哪怕李玄想要给她安稳生活,赐她郡主的身份,可李承昊的事情传出去,身为正妻的沈灵淑定然会受到非议。
“那你觉得应该如何?”李玄皱了皱眉。
他当时只是想好好补偿沈灵淑受到的委屈。
没有想过这个方面。
如今听苏言这么说,他倒是反应过来。
“沈灵淑之前乃太子妃,很少在外面抛头露面,也没多少人认识。”
苏言看着李玄,笑道,“父皇何不让她换个名字和身份,重新在万年县生活,明面上郡主的封地和食邑无所谓,让人帮忙打理即可,而且……儿臣觉得,父皇应该不会允许她再嫁人,也不希望她顶着皇子前妻的身份招摇过市吧?”
李玄闻言,脸色一僵。
他被苏言说中了心事。
那沈灵淑无论怎么说,也是李承昊的正妻。
即便两人和离,这段关系也无法更改。
他可以允许沈灵淑独自去生活,也可以保她一辈子荣华富贵。
但他不会允许沈灵淑再嫁人。
他相信,沈灵淑也知道这一点。
换个身份,就是目前最好的解决方法。
“还是你小子细心,这点也交给你去办,一定要办好。”李玄拍了拍苏言肩膀,神色间的沉郁也消散一些。

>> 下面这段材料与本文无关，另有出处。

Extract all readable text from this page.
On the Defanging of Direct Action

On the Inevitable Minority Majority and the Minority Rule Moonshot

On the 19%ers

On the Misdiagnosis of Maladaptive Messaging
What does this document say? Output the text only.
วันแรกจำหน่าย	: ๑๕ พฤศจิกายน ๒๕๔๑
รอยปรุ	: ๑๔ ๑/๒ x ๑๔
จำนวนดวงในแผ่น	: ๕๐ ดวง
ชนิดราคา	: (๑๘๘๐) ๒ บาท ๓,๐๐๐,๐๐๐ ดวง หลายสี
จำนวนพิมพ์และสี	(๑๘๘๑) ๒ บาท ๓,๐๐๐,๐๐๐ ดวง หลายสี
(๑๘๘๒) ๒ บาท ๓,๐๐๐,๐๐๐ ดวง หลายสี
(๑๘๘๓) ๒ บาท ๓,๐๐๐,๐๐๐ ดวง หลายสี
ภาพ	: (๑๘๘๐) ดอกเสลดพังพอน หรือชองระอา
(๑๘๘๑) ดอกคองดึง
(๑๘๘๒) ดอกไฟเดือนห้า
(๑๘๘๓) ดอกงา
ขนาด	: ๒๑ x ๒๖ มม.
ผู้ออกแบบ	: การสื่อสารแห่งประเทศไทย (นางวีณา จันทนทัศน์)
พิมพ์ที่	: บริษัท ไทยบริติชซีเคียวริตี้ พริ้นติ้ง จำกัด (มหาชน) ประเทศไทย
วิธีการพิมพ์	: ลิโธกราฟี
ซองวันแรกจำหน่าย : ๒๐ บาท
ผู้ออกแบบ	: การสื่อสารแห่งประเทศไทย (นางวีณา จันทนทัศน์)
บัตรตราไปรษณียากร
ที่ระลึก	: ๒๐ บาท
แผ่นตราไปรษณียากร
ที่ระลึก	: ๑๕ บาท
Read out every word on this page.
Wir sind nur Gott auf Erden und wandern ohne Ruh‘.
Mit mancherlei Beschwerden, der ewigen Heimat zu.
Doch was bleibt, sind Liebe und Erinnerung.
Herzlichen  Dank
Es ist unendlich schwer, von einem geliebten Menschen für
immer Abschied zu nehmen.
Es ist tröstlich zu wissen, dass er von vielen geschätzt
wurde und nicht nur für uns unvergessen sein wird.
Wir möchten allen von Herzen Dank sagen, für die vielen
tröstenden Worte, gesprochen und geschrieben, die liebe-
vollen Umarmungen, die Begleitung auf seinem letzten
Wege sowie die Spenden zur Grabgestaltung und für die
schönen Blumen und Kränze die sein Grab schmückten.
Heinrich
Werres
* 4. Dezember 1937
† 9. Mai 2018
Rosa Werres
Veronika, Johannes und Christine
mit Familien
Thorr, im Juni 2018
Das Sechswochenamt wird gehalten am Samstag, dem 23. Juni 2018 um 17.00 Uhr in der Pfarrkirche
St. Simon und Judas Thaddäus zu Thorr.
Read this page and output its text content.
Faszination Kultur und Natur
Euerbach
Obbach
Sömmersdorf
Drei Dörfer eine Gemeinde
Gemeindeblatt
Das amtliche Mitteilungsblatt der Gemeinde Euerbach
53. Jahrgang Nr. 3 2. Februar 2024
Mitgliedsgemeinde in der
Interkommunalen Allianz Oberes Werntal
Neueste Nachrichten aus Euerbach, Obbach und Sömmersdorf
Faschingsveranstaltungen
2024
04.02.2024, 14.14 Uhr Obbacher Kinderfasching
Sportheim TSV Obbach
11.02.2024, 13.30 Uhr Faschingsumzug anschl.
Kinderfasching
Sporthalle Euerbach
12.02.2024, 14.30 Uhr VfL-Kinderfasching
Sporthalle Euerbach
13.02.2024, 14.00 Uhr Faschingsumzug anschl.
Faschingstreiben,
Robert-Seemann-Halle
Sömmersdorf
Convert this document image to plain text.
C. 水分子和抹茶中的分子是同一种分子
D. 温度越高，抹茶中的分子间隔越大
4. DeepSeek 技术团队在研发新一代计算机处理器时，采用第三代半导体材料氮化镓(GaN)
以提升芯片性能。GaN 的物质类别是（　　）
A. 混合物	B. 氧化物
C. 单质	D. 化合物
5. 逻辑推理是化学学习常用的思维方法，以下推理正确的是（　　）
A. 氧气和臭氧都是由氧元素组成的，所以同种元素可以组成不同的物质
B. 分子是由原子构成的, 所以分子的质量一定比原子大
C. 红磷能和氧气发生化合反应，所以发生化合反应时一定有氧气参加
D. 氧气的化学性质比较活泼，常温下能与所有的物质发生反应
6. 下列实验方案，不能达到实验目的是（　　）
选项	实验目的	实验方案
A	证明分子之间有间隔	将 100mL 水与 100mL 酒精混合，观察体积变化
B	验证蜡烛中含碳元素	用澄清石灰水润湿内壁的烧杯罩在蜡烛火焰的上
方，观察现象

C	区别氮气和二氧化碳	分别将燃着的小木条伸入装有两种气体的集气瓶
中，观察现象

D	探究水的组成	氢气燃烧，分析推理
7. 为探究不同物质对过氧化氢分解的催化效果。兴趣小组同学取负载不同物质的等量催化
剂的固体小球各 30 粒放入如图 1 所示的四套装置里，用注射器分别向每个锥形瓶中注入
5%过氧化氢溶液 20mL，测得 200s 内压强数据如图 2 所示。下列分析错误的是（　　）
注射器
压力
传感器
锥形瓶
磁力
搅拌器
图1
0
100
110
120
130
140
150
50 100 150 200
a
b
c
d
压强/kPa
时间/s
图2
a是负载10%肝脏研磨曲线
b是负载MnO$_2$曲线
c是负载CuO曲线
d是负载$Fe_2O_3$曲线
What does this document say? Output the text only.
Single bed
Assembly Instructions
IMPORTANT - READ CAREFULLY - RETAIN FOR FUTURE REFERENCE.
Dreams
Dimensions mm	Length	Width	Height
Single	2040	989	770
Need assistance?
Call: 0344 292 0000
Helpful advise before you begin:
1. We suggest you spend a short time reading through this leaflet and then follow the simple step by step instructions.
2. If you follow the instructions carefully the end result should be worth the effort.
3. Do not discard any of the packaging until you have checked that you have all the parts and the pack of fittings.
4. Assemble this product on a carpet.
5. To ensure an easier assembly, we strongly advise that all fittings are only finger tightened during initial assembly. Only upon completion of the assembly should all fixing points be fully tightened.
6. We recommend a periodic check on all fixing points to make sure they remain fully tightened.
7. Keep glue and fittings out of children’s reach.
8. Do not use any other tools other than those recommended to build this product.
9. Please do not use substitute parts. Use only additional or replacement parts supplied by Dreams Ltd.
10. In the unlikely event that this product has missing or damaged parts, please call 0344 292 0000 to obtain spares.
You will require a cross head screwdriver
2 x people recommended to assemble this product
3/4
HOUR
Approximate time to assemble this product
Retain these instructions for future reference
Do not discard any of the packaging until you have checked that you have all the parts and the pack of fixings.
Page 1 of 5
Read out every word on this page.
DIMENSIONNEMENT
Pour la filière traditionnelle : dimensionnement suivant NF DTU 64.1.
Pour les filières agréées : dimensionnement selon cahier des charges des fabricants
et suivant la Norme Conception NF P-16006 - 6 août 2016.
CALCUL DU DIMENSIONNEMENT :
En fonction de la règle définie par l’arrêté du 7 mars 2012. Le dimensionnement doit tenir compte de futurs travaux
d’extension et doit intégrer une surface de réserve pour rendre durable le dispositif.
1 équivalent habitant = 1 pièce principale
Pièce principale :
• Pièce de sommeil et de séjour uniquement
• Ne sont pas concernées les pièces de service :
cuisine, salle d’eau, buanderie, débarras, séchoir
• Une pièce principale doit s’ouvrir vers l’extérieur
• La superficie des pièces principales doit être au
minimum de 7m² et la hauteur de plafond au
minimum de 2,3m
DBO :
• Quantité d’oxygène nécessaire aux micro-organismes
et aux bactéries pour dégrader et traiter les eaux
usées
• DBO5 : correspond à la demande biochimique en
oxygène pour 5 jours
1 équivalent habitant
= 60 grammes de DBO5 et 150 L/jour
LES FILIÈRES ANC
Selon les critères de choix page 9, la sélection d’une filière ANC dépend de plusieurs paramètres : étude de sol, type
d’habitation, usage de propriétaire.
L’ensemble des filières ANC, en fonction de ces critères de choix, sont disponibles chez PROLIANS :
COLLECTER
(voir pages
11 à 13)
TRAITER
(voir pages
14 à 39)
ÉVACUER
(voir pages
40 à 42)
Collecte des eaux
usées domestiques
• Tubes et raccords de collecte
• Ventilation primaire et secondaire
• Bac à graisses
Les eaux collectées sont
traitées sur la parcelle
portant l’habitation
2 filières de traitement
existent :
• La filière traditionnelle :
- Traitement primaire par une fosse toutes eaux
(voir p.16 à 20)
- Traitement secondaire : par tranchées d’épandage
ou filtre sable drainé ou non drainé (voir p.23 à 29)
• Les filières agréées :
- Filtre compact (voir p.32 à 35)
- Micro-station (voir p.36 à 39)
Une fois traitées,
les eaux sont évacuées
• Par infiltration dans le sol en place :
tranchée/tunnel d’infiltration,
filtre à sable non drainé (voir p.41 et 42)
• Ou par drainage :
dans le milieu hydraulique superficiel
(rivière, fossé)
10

苏言闻言,神色间闪过一抹无奈,却还是拱手应道:“儿臣遵命。”
……
昏暗的房间内。
李承昊衣衫凌乱,发髻早已散开,他瘫倒在地,双目空洞地盯着房梁,嘴唇不停地翕动着,发出含混不清的呓语,像是在说什么,又像是什么都没说。
时而低笑,时而喃喃,宛若一个失心疯。
脚步声在门口响起。
房门被人从外面推开。
一身素色衣裙,身体消瘦,面容憔悴的沈灵淑带着贴身侍女小莲,从外面走了进来。
李承昊看到沈灵淑,原本空洞的目光骤然聚焦,他猛地撑起身子,挣扎着从地上坐起来。
“贱人!”
他嘶声骂着。
带着一股咬牙切齿地恨意,“都怪你!若不是你,父皇怎会如此对我,若不是你,本宫怎会落得今日这般地步!”
他颤抖着手,指着沈灵淑,眼底布满血丝。
整个人像是一头被困在笼中的野兽,疯狂而狼狈。
沈灵淑站在门口,静静地看着他,目光平静,没有一丝波澜。
“你不必装了。”
她淡淡开口,“我知道你是故意的。”
李承昊咒骂声戛然而止。
“我知道,你是想借着装疯卖傻,还有皇后娘娘的不忍,躲过这一劫,不过大可不必。”
沈灵淑深吸口气,目光平静地看着他,“你再怎么说也是陛下的嫡长子,不会有事的。”
李承昊没有说话。
眼神闪烁不定地看着她。
“夫妻一场。”沈灵淑继续道,“我还是给你一个忠告。”
“你不适合当储君。”
沈灵淑一字一句道,“以前不适合,现在更不适合,你的能力不足以坐上这个位置,现在这个结果已经很好了,你若安分守己,或许还能有个藩王,可你若继续下去,将是万劫不复。”
她语气轻柔。
像是在说一件无关紧要的事情。
而李承昊盯着她,脸上癫狂一点点褪去,取而代之地是一种阴沉的冷笑。
他慢慢从地上起来,踉跄了一步,却硬生生稳住身形:“沈灵淑,你算个什么东西,你有什么资格在本宫面前指手画脚?”
沈灵淑见他依旧这般,无奈地摇了摇头:“不可救药。”
当初她劝过无数次,让李承昊去交好苏言,哪怕与他有仇怨,也不应该表现出来。
可李承昊却一直觉得自己胜券在握。
对此毫不在意。
即便到现在,他都不知道自己落得如今这个下场,最大的原因就在苏言身上。
只不过。
如今夫妻缘分已尽。
她话已至此,对方依旧不肯听,那也不关她的事情。
沈灵淑轻轻叹了口气。
无奈地摇了摇头。
那双消瘦的眼睛里,闪过一抹决然。
她缓缓欠身,双手交叠在腰侧,朝李承昊行了一个标准的礼。
“殿下珍重。”
说完。
她再也没有任何留恋,转身离开了房间。
李承昊愣在原地。
看着沈灵淑离去的背影,突然觉得屋子变得无比安静。
安静得,让人发疯。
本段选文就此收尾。